Let us know how you get on.
| 01 February 2019 23:27
Hi Chris -- this looks very intriguing, and like a project that one can learn quite a bit from. My question is this: I have a piece of pecan (or hickory) that pretty much matches the dimensions of your elm. Its grain is subtle, and the piece is basically blonde shot through with pinks and greys. But I wonder if you think that wood would be too hard. I just finished the Merlin (or in my version a Swainson's Hawk) in black walnut, and it went well (plus I learned loads -- many thanks!). I did have to sharpen my tools frequently, but doing so gave me good practice.
| 13 April 2014 19:39
Rita - It depends on what you are carving. You would definitely need a plane surface for, say, lettering or intaglio carving, but mostly it's not actually necessary, just really nice. One thing about rough sawn wood: it can contain grit and dirt which can blunt the edge of your tools, so make sure you use a stiff brush on it first. Congratulations on getting into woodcarving; I wish you much joy and success!
| 10 April 2014 05:08
I am totally new to woodcarving, just wondering is it necessary to plane the wood prior to beginning a carving and if the answer is yes will you explain the reason.

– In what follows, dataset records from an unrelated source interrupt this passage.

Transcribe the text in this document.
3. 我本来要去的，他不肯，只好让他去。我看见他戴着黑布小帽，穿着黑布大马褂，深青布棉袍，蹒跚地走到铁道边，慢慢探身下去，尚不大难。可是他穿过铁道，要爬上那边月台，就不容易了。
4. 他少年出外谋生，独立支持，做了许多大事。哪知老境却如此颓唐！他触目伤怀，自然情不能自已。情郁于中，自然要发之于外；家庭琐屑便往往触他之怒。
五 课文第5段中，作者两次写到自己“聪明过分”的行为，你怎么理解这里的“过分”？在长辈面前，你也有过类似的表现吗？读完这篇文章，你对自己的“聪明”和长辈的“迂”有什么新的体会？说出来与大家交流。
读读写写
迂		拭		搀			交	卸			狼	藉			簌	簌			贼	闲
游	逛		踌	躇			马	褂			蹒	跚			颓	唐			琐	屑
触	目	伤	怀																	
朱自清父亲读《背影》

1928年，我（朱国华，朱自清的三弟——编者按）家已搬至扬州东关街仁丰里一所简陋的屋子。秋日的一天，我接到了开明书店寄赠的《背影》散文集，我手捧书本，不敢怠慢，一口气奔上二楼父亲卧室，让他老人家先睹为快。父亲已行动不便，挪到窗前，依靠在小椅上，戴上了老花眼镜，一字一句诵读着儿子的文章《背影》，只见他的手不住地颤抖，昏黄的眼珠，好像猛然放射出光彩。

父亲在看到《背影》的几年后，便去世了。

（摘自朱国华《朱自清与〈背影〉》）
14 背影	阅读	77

i find your site great, hoping to master woodcarving using same
| 18 March 2014 17:34
Gilles - The precise dimensions of my starting block was: Length (along the grain): 450mm (17 3/4in.) x Width: 275mm (10 7/8in. x Thickness: 50mm (2in.).
| 18 March 2014 12:59
I have problems finishing any relief carvings that I start, as I prefer carving in the round... but I would love to finish a relief carving. The problem is that it takes so much time to finish that I loose interest after a while.
But I love boats, and I want to try my hand at this one.
One other thing that I would like to know (beside the thickness as mentioned before) is the size of the board. I know I could just print the drawing and measure it, but I would prefer to know exactly what you used.
Thanks for your help.
| 10 March 2014 09:25
Ann - Apologies for missing out the wood thickness; it is quite important when it comes to a relief carving! I used a 2in. 50mm. board. Thanks for bringing it to my attention: I have updated the download, and added a note above.
| 21 February 2014 07:39
Carrie, I second Eric's comment!
| 21 February 2014 03:54
Carrie, excellent technique of embedding the final carving during the intro. MORE of that please. Helps the mind grasp the theoretical into the actual. Chris, you addressed one of my more pressing areas of ignorance, but full of questions... that is the planning of what piece of wood should I use and why and how. I think it is one of the most important places to start, but what should I consider. Loved the detail in how you went through that for us. Lastly, again, I was amazed at how much relief you used in the dory to create the depth, yet so little was needed in the background for perspective. Makes sense in the end, but not obvious to a beginner like me. It still feels daring to take away so much wood! (grin) My wish list would be a discussion on how to handle relief perspective using TWO depths of the same carving, say comparing a shallow (1/2 inch) and deep (1.5-2.0 inch) carving of the same subject.
| 20 February 2014 13:55
Chris - great intro and very useful thought-sharing-process on the wood: warping and "ugly" part considerations. What size and thickness is your actual work, which normally I find on the working drawing and this time around I don't see it. It helps me plan the proportions for the piece that I might choose, especially the thickness. Thanks!
| 19 February 2014 19:37
You suggest that the figuring of the wood you chose may be a bit strong but I think that there is a lovely serendipity in the way the figure both flows around the bow of the boat and echos small waves on the water. The talk through on preparation and thinking about the piece of wood is most helpful [to me at least]. Thanks.